The hardness was 4 cm ² (25% ILD), and the hardness of the other portions was 20 kgf / 314 cm ² (25% ILD), so that a cushion pad excellent in softness at the front edge of the seat was obtained.

In the above embodiment, the case where the pad is set to two kinds of hardness has been described. However, the present invention is not limited to this, and the pad may be set to three or more kinds of hardness.

[0033]

As described above, according to the present invention,
By foaming and molding while changing the amount of carbon dioxide added to the polyurethane stock solution in the same mold, it is possible to manufacture a sheet pad having a plurality of parts having different hardnesses from each other while using one kind of polyurethane stock solution. So
The capital investment can be reduced without increasing the number of tanks or increasing the number of components of the nozzle head, and therefore, it is possible to supply a seat pad having excellent ride comfort at low cost.
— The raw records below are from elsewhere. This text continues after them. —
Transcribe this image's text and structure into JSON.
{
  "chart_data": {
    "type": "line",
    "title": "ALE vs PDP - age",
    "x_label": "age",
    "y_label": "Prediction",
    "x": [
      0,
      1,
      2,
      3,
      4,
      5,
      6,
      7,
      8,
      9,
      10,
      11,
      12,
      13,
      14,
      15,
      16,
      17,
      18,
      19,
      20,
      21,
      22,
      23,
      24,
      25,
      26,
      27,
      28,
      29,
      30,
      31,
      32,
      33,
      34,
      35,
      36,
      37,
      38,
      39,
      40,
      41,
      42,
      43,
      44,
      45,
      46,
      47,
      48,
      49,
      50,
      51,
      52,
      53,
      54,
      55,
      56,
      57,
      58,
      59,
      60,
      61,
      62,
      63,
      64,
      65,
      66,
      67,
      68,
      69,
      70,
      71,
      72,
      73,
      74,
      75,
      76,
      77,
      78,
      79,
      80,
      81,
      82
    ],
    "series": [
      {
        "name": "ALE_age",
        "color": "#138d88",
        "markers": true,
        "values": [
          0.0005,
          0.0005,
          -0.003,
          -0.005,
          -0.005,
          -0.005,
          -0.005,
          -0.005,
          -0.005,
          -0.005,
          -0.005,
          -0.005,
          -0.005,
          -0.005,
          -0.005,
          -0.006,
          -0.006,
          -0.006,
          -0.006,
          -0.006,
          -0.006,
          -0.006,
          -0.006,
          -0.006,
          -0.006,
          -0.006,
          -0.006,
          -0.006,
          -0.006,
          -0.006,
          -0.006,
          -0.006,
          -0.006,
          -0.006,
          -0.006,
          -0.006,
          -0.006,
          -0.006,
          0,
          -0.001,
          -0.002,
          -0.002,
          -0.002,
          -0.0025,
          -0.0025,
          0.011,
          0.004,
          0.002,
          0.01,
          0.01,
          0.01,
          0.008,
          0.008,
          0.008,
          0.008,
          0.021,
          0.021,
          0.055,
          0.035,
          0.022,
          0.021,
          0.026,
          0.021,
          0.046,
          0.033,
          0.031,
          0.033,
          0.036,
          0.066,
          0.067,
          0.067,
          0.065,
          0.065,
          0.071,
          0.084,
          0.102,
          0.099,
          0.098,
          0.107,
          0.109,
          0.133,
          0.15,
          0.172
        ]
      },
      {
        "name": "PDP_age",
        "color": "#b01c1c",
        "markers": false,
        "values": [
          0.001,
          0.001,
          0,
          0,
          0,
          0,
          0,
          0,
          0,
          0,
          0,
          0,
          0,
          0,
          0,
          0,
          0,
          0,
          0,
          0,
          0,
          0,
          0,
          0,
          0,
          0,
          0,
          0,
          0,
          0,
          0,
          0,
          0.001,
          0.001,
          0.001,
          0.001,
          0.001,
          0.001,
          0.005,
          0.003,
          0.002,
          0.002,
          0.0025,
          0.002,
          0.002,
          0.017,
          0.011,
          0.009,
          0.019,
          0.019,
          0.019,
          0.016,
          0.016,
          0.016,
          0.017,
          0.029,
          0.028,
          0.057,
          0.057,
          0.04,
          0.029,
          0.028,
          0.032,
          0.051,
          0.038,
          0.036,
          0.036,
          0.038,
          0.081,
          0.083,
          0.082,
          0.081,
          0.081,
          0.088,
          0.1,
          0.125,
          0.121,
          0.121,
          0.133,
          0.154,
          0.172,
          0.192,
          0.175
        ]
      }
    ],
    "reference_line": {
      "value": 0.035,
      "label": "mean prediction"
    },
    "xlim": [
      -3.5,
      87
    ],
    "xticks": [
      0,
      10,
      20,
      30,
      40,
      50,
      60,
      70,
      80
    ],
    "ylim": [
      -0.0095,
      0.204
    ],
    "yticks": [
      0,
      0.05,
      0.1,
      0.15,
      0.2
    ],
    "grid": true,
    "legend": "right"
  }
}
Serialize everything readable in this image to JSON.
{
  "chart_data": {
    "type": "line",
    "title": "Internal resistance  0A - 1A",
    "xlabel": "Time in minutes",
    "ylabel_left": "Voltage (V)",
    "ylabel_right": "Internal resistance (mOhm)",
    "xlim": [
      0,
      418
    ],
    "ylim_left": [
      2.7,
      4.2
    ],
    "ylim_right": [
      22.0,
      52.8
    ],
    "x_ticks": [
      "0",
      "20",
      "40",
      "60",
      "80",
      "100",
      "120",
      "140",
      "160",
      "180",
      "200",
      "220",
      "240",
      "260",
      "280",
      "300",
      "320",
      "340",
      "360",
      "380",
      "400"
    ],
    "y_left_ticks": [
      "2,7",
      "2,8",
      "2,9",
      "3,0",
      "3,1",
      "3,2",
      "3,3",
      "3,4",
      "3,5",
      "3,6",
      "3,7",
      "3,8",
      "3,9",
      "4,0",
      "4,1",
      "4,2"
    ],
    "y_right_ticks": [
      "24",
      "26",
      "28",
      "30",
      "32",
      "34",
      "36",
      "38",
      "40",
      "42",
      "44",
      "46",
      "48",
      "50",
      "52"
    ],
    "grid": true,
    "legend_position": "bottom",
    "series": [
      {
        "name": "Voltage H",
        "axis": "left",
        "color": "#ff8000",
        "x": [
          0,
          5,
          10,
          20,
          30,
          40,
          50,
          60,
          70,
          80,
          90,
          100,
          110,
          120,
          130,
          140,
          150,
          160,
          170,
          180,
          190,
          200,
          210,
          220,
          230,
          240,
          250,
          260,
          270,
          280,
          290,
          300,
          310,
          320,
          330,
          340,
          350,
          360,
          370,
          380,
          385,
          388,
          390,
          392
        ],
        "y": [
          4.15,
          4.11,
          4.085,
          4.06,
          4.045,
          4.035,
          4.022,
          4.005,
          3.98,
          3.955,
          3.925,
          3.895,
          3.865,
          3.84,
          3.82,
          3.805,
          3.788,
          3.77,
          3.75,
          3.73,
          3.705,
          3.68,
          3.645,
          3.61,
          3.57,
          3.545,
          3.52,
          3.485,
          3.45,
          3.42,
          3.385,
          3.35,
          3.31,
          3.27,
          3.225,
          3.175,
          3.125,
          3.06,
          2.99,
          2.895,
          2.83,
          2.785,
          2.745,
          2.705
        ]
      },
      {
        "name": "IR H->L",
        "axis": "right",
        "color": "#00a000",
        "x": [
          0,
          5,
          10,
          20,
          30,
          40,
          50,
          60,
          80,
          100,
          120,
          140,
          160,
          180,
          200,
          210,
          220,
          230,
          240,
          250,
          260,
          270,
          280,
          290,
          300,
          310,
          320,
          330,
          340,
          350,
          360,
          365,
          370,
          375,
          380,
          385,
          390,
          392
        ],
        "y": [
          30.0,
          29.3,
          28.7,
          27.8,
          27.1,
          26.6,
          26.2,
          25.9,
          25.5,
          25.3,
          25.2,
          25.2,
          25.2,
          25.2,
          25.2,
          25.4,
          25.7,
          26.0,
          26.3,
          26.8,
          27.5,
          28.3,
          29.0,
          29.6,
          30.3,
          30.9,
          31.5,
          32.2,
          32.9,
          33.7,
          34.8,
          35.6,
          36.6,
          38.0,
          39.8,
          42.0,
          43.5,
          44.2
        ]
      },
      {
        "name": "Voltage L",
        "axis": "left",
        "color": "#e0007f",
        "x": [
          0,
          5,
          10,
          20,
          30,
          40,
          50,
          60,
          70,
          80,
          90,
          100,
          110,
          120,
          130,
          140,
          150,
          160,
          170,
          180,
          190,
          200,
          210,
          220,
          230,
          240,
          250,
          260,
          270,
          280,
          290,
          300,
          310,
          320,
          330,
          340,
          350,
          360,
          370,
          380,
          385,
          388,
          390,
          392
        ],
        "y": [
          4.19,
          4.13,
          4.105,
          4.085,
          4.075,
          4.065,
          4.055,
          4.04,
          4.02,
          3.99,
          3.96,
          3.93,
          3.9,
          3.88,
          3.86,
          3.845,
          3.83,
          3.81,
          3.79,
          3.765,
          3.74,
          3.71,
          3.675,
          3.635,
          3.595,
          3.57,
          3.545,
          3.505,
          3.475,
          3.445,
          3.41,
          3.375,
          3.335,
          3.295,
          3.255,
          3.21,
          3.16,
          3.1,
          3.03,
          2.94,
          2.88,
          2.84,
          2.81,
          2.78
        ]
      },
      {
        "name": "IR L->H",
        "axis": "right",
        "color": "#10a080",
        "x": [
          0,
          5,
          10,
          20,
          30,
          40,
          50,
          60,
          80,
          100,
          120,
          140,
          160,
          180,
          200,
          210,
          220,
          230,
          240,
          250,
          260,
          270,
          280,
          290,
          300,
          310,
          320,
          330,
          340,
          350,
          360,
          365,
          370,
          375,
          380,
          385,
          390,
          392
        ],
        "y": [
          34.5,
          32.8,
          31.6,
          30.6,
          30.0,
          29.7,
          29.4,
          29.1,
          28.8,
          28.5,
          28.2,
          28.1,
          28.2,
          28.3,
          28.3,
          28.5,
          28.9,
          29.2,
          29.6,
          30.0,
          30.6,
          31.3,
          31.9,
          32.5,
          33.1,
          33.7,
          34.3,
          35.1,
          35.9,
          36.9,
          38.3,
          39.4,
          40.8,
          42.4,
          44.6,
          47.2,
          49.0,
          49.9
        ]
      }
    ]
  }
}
[Brief description of the drawings]

FIG. 1 is a schematic sectional view of an apparatus for manufacturing a sheet pad according to an embodiment of the present invention.

FIG. 2 is a graph showing a change in hardness of a foam with respect to an added amount of carbon dioxide gas.

FIG. 3 is a perspective view of a cushion pad having a side portion having high hardness.

FIG. 4 is a perspective view of a cushion pad having an excellent front edge soft feeling;

[Explanation of symbols]

 10 Mold 12 Polyol tank 14 Isocyanate tank 16 Carbon dioxide supply device 18 Nozzle head S Side cushion pad C Side cushion pad seating surface CF Front side of seating surface portion part

Claims (2)

[Claims] 1. A method for manufacturing a pad for a sheet by injecting a polyurethane stock solution into a molding die and foam-molding the same, wherein the hardness is changed by changing the amount of carbon dioxide added to the polyurethane stock solution in accordance with the location of the pad. A method for manufacturing a sheet pad, comprising: manufacturing a sheet pad having a plurality of different portions. 2. The foaming molding, wherein carbon dioxide is not added to the undiluted polyurethane solution forming the portion where the pad is formed, and carbon dioxide is added to the undiluted polyurethane solution forming the other portion. Item 4. A method for manufacturing a sheet pad according to Item 1.